Sunday marked the fourth anniversary of the release of the rules, which banned redcarpet receptions for officials and use of public vehicles for private affairs, reduced pro forma meetings, avoided traffic disturbances such as road closures, and ordered austerity in official meals, travel and housing.
Four years on, the campaign has showed no sign of fading, and is still going strong as the central authorities strive to maintain close ties with the people and eliminate both “tigers” (corrupt senior officials) and “flies” (corrupt lower-level officials).
According to the Communist Party of China’s anti-graft agency, nearly 200,000 Party and government staff have been punished for violating the rules in the past four years, many who had held senior positions.
They were involved in more than 146,400 cases, about onequarter of which involved the use of public vehicles and dining out on public funds, the CPC Central Commission for Discipline Inspection said.
The implementation of the frugality campaign must continue and be tightened up every year.” Li Kang, researcher at Jiangxi Academy of Social Sciences
Gu Jiuru, head chef at Quanjude, a famous roast duck restaurant chain, said he used to witness corruption during official or company receptions.
“The dishes were expensive, and some even contained ‘forbidden ingredients’, but they were more often thrown around rather than eaten,” he said.
Such waste is a rarity now, according to Gu, who said he is happy about this change, despite the hit to his revenue.
In fact, China’s catering industry was dealt a heavy blow by the austerity rules, and many high-end restaurants suffered for a time. The industry’s revenue growth slowed down in 2013 and 2014.
But surprising changes followed. Many food and beverage brands synonymous with luxury consumption cut their prices, got rid of their gaudy packaging and increased more “low-end” products, tapping the mass markets of ordinary people.

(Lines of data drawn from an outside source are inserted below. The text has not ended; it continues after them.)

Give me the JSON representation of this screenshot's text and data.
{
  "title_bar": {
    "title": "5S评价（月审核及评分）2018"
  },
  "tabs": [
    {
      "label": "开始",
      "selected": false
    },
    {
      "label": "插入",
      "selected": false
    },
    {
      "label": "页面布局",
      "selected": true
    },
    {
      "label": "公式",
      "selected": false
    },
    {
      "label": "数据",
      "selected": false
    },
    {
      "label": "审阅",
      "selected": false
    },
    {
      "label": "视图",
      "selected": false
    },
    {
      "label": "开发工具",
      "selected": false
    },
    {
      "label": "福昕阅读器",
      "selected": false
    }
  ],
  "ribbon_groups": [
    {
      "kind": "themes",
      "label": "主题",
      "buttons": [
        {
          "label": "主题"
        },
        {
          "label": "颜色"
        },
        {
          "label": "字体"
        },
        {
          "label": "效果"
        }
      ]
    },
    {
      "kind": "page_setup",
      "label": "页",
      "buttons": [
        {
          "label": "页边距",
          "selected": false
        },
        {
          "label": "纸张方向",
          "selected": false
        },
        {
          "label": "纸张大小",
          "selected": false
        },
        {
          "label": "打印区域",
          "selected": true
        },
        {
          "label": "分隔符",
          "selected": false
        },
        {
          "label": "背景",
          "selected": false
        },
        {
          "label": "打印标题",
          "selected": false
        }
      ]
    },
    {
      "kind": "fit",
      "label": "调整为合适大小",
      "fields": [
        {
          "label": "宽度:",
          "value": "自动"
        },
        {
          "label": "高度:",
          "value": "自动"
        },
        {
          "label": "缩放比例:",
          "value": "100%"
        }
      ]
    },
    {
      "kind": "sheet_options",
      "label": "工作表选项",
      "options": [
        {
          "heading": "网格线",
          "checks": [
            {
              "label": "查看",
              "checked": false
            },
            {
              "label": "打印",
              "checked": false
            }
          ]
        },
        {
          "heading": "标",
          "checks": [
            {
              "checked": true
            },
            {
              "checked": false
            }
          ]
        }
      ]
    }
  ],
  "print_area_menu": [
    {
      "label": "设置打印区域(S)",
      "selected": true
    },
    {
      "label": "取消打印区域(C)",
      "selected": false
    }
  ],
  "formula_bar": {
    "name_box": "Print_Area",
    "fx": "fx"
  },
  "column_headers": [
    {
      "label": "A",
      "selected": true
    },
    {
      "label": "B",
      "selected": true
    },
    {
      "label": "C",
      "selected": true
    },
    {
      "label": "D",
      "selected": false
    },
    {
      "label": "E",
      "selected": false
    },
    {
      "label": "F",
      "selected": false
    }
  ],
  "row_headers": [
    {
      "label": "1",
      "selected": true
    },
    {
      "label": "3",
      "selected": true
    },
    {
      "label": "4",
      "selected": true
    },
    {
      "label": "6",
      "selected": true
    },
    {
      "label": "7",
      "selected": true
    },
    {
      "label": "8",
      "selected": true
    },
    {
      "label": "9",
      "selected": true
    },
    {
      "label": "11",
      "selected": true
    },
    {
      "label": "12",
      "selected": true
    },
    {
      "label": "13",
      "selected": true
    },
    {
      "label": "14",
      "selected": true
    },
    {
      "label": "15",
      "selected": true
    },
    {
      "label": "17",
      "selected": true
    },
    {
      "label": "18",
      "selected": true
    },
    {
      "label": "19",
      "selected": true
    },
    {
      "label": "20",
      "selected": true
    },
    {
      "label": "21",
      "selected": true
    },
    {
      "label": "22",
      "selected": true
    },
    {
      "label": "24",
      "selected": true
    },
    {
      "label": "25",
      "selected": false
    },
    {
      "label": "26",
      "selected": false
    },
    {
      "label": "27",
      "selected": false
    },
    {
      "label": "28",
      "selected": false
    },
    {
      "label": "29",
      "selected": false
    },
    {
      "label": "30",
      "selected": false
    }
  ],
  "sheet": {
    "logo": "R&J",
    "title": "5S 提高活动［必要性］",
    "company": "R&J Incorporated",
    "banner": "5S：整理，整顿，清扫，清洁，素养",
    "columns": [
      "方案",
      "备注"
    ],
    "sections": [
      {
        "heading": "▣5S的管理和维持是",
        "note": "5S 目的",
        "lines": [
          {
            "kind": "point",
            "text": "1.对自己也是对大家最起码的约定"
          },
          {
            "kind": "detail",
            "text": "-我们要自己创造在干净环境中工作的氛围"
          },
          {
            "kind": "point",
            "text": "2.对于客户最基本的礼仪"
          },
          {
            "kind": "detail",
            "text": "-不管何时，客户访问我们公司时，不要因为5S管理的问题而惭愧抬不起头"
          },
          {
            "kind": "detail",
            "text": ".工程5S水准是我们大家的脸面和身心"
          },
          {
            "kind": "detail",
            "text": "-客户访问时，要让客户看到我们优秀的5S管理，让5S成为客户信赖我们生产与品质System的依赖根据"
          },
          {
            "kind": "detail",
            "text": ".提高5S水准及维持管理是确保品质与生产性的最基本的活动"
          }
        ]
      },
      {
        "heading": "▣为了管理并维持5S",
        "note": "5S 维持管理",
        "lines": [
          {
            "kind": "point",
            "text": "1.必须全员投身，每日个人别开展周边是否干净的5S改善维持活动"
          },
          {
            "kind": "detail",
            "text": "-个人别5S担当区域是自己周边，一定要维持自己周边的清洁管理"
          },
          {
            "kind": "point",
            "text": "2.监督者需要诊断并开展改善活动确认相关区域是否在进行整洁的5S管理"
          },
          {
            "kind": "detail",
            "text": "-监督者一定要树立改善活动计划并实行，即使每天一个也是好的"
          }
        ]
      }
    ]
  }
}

For example, a famous liquor brand cut the price of its flagship wine from more than 1,800 yuan ($260) per bottle to about 900 yuan per bottle, increasing sales.
In the first 10 months of this year, the revenue of China’s catering industry grew by 10.9 percent year-on-year, and annual revenue is expected to exceed 3.5 trillion yuan.
China has vacated and auctioned official cars and further regulated officials’ use of public vehicles, saving about 1.4 billion yuan in car purchasing and maintenance.
The latest rules on officials’ benefits, released on Nov 30, stipulate that Party and State leaders should vacate their offices in a timely manner upon retiring.
The new rules, regarded as “an expansion and upgrade” to the Party’s “eight-point rules”, also said officials should “travel without pomp”, minimize their impact on public life and not have vehicles exceeding the set standards.
In August 2013, the CCDI established a monthly reporting system to monitor the implementation of frugality rules, naming and shaming violators on its website.
However, CCDI statistics indicate that there is still much left to be done.
The statistics showed that 33,532 violations were reported from January to October this year, almost the same number reported for the whole of last year.
“The implementation of the frugality campaign must continue and be tightened up every year,” said Li Kang of the Jiangxi Academy of Social Sciences.